Habib Metropolitan Bank Limited (PSX: HMB) has announced a net profit of Rs7.71 billion (EPS: Rs7.14) for the third quarter ending September 30, 2024 (3QCY24), reflecting a slight increase of 1.17% compared to Rs7.62 billion earned in the same period last year.
Key Financial Highlights
- Interim Dividend: The Board of Directors has recommended an interim cash dividend of Rs2.5 per share, representing a 25% payout.
Income Statement Overview
- Net Interest Income (NII): The bank’s NII decreased to Rs19.91 billion in Q3 CY24, a decline attributed to monetary easing, compared to Rs21.03 billion in the previous year.
- Non-Markup Income Surge: Total non-markup income experienced a significant increase of 89.89%, rising to Rs5.66 billion from Rs2.98 billion in the previous year. This surge was driven primarily by a substantial increase in foreign exchange income, which jumped to Rs1.67 billion from Rs137.6 million in the same period last year.
- Growth in Other Income Sources: Other components under non-markup income also saw positive movements, including fee and commission income rising to Rs2.96 billion and dividend income increasing by 5.02%.
Expense Overview
- Non-Markup Expenses: The bank’s total non-markup expenses increased by 17.11% to Rs9.37 billion in Q3 CY24, up from Rs7.99 billion in the previous year.
- Operating Expenses: Operating expenses alone rose by 15.93%, reaching Rs8.97 billion, compared to Rs7.74 billion in Q3 CY23.
- Workers’ Welfare Fund: Contributions towards the Workers’ Welfare Fund and other charges also increased during the review period, with other charges skyrocketing by 2735.62% to Rs82.94 million.
- Credit Loss Allowance: The bank recorded a provision expense of Rs1.07 billion, a decrease from Rs1.14 billion in the same quarter last year.
Taxation
HMB paid Rs7.42 billion in taxes during the quarter, a 2.34% increase from Rs7.25 billion in Q3 CY23.
Consolidated Profit and Loss Summary
Metric | Q3 FY24 (‘000 Rupees) | Q3 FY23 (‘000 Rupees) | % Change |
---|---|---|---|
Mark-up/return/interest earned | 64,815,637 | 53,378,676 | 21.43% |
Mark-up/return/interest expensed | (44,905,891) | (32,348,388) | 38.82% |
Net mark-up/interest income | 19,909,746 | 21,030,288 | -5.33% |
Fee and commission income | 2,961,041 | 2,533,938 | 16.86% |
Dividend income | 196,034 | 186,655 | 5.02% |
Foreign exchange income | 1,667,370 | 137,600 | 1111.75% |
Total non-markup income | 5,656,290 | 2,978,718 | 89.89% |
Total income | 25,566,036 | 24,009,006 | 6.49% |
Total non-markup expenses | 9,366,637 | 7,998,473 | 17.11% |
Profit before provisions | 16,199,399 | 16,010,533 | 1.18% |
Credit loss allowance / provisions | (1,067,542) | (1,137,697) | -6.17% |
Profit before taxation | 15,131,857 | 14,872,836 | 1.74% |
Taxation | (7,422,660) | (7,253,105) | 2.34% |
Profit after taxation | 7,709,197 | 7,619,731 | 1.17% |
Earnings per share (EPS) | 7.14 | 7.11 | – |
Conclusion
Habib Metropolitan Bank’s earnings reflect steady growth despite a decline in net interest income due to monetary policy changes.

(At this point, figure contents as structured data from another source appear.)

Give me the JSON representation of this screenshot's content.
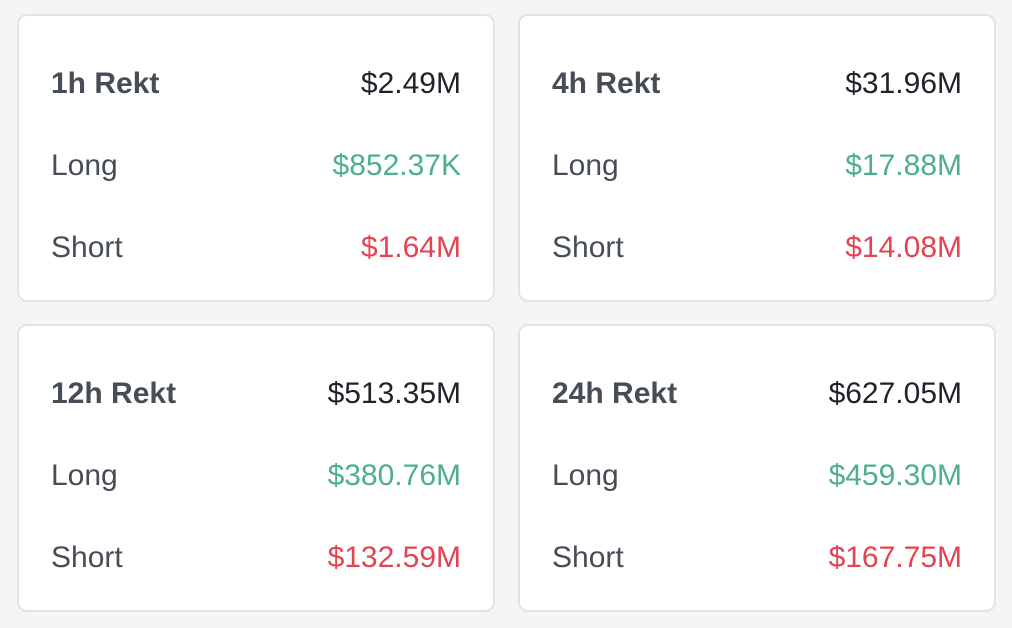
{
  "colors": {
    "long": "#4caf8f",
    "short": "#e5434f",
    "text": "#1e2329",
    "label": "#474d57"
  },
  "cards": [
    {
      "title": "1h Rekt",
      "total": "$2.49M",
      "long_label": "Long",
      "long_value": "$852.37K",
      "short_label": "Short",
      "short_value": "$1.64M"
    },
    {
      "title": "4h Rekt",
      "total": "$31.96M",
      "long_label": "Long",
      "long_value": "$17.88M",
      "short_label": "Short",
      "short_value": "$14.08M"
    },
    {
      "title": "12h Rekt",
      "total": "$513.35M",
      "long_label": "Long",
      "long_value": "$380.76M",
      "short_label": "Short",
      "short_value": "$132.59M"
    },
    {
      "title": "24h Rekt",
      "total": "$627.05M",
      "long_label": "Long",
      "long_value": "$459.30M",
      "short_label": "Short",
      "short_value": "$167.75M"
    }
  ]
}
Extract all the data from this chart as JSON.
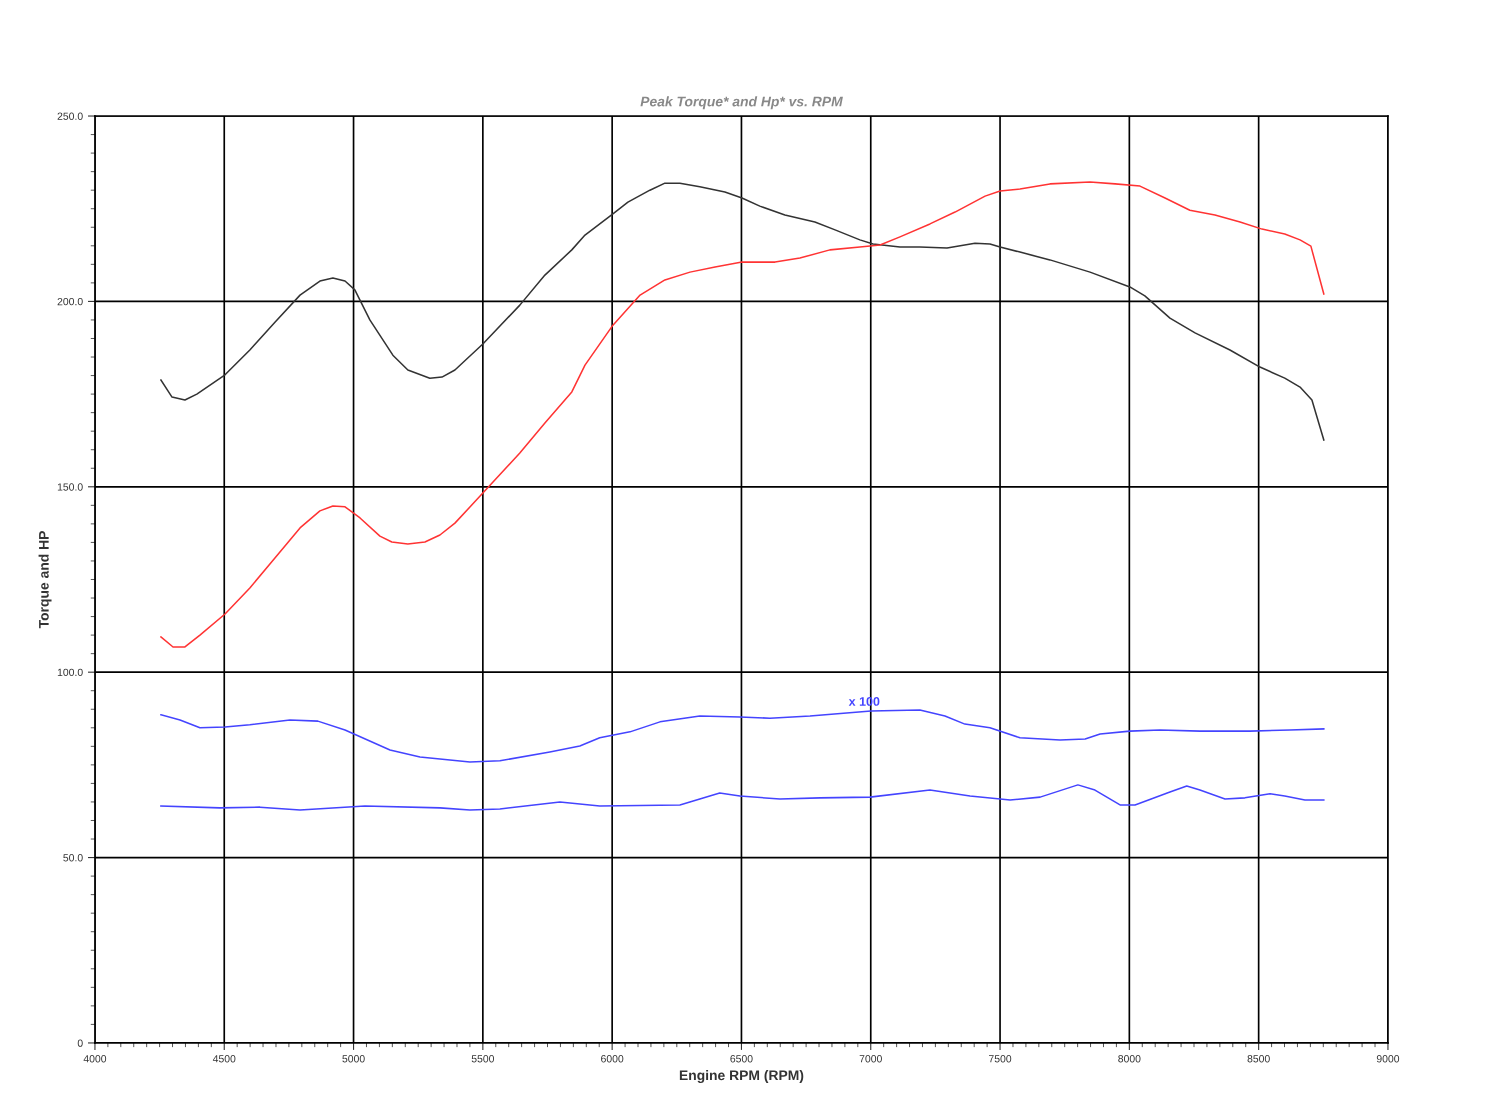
{
  "chart_data": {
    "type": "line",
    "title": "Peak Torque* and Hp* vs. RPM",
    "xlabel": "Engine RPM (RPM)",
    "ylabel": "Torque and HP",
    "xlim": [
      4000,
      9000
    ],
    "xticks": [
      4000,
      4500,
      5000,
      5500,
      6000,
      6500,
      7000,
      7500,
      8000,
      8500,
      9000
    ],
    "ylim": [
      0,
      250
    ],
    "yticks": [
      {
        "value": 0,
        "label": "0"
      },
      {
        "value": 50,
        "label": "50.0"
      },
      {
        "value": 100,
        "label": "100.0"
      },
      {
        "value": 150,
        "label": "150.0"
      },
      {
        "value": 200,
        "label": "200.0"
      },
      {
        "value": 250,
        "label": "250.0"
      }
    ],
    "grid": true,
    "marker": "none",
    "line_style": "solid",
    "annotations": [
      "x 100"
    ],
    "series": [
      {
        "color": "#333333",
        "x": [
          4255,
          4298,
          4348,
          4394,
          4503,
          4599,
          4696,
          4793,
          4870,
          4920,
          4967,
          5005,
          5063,
          5152,
          5210,
          5295,
          5342,
          5392,
          5500,
          5643,
          5740,
          5844,
          5895,
          6003,
          6061,
          6146,
          6204,
          6262,
          6339,
          6436,
          6502,
          6571,
          6668,
          6784,
          6862,
          6958,
          7009,
          7113,
          7190,
          7295,
          7403,
          7461,
          7500,
          7577,
          7693,
          7848,
          8002,
          8060,
          8157,
          8254,
          8389,
          8505,
          8601,
          8660,
          8706,
          8752
        ],
        "values": [
          178.8,
          174.2,
          173.4,
          175.0,
          180.2,
          186.9,
          194.4,
          201.7,
          205.5,
          206.3,
          205.5,
          203.1,
          195.0,
          185.5,
          181.5,
          179.3,
          179.6,
          181.5,
          188.5,
          199.0,
          207.1,
          213.9,
          217.9,
          223.6,
          226.8,
          230.0,
          231.9,
          231.9,
          230.9,
          229.5,
          227.9,
          225.7,
          223.3,
          221.4,
          219.3,
          216.6,
          215.5,
          214.7,
          214.7,
          214.4,
          215.7,
          215.5,
          214.7,
          213.3,
          211.2,
          207.9,
          203.9,
          201.5,
          195.5,
          191.5,
          186.9,
          182.3,
          179.3,
          176.9,
          173.4,
          162.6
        ]
      },
      {
        "color": "#ff3333",
        "x": [
          4255,
          4302,
          4348,
          4406,
          4503,
          4599,
          4696,
          4793,
          4870,
          4920,
          4967,
          5025,
          5102,
          5148,
          5210,
          5276,
          5334,
          5392,
          5500,
          5643,
          5740,
          5844,
          5895,
          6003,
          6108,
          6204,
          6301,
          6398,
          6502,
          6630,
          6726,
          6842,
          6958,
          7036,
          7113,
          7229,
          7326,
          7442,
          7500,
          7577,
          7693,
          7848,
          7945,
          8041,
          8138,
          8234,
          8331,
          8428,
          8513,
          8601,
          8660,
          8702,
          8752
        ],
        "values": [
          109.5,
          106.8,
          106.8,
          110.0,
          115.7,
          122.7,
          130.8,
          138.9,
          143.5,
          144.8,
          144.6,
          141.6,
          136.7,
          135.1,
          134.6,
          135.1,
          137.0,
          140.2,
          148.3,
          159.1,
          167.2,
          175.6,
          182.8,
          193.6,
          201.7,
          205.8,
          207.9,
          209.3,
          210.6,
          210.6,
          211.7,
          213.9,
          214.7,
          215.2,
          217.4,
          220.9,
          224.1,
          228.4,
          229.8,
          230.3,
          231.7,
          232.2,
          231.7,
          231.1,
          227.9,
          224.6,
          223.3,
          221.4,
          219.5,
          218.2,
          216.6,
          214.9,
          202.0
        ]
      },
      {
        "color": "#4444ff",
        "x": [
          4255,
          4329,
          4406,
          4503,
          4599,
          4754,
          4862,
          4967,
          5141,
          5257,
          5450,
          5566,
          5759,
          5875,
          5952,
          6069,
          6185,
          6339,
          6494,
          6610,
          6765,
          7001,
          7190,
          7287,
          7364,
          7461,
          7577,
          7732,
          7829,
          7887,
          8002,
          8118,
          8273,
          8466,
          8621,
          8752
        ],
        "values": [
          88.5,
          87.1,
          85.0,
          85.2,
          85.8,
          87.1,
          86.8,
          84.4,
          79.0,
          77.1,
          75.8,
          76.1,
          78.5,
          80.1,
          82.3,
          83.9,
          86.6,
          88.2,
          87.9,
          87.6,
          88.2,
          89.5,
          89.8,
          88.2,
          86.0,
          85.0,
          82.3,
          81.7,
          82.0,
          83.3,
          84.1,
          84.4,
          84.1,
          84.1,
          84.4,
          84.7
        ]
      },
      {
        "color": "#4444ff",
        "x": [
          4255,
          4483,
          4638,
          4793,
          5044,
          5334,
          5450,
          5566,
          5798,
          5952,
          6262,
          6416,
          6494,
          6649,
          6804,
          6997,
          7229,
          7384,
          7539,
          7655,
          7801,
          7867,
          7964,
          8022,
          8157,
          8222,
          8273,
          8370,
          8447,
          8544,
          8601,
          8679,
          8752
        ],
        "values": [
          63.9,
          63.4,
          63.6,
          62.8,
          63.9,
          63.4,
          62.8,
          63.1,
          65.0,
          63.9,
          64.2,
          67.4,
          66.6,
          65.8,
          66.1,
          66.3,
          68.2,
          66.6,
          65.5,
          66.3,
          69.6,
          68.2,
          64.2,
          64.2,
          67.7,
          69.3,
          68.2,
          65.8,
          66.1,
          67.2,
          66.6,
          65.5,
          65.5
        ]
      }
    ]
  }
}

The significant rise in non-markup income, particularly foreign exchange earnings, highlights the bank’s ability to adapt to market conditions. The recommended dividend further indicates the bank’s confidence in its financial stability moving forward. Investors will be keen to monitor how HMB manages its operating expenses and provisions in the coming quarters.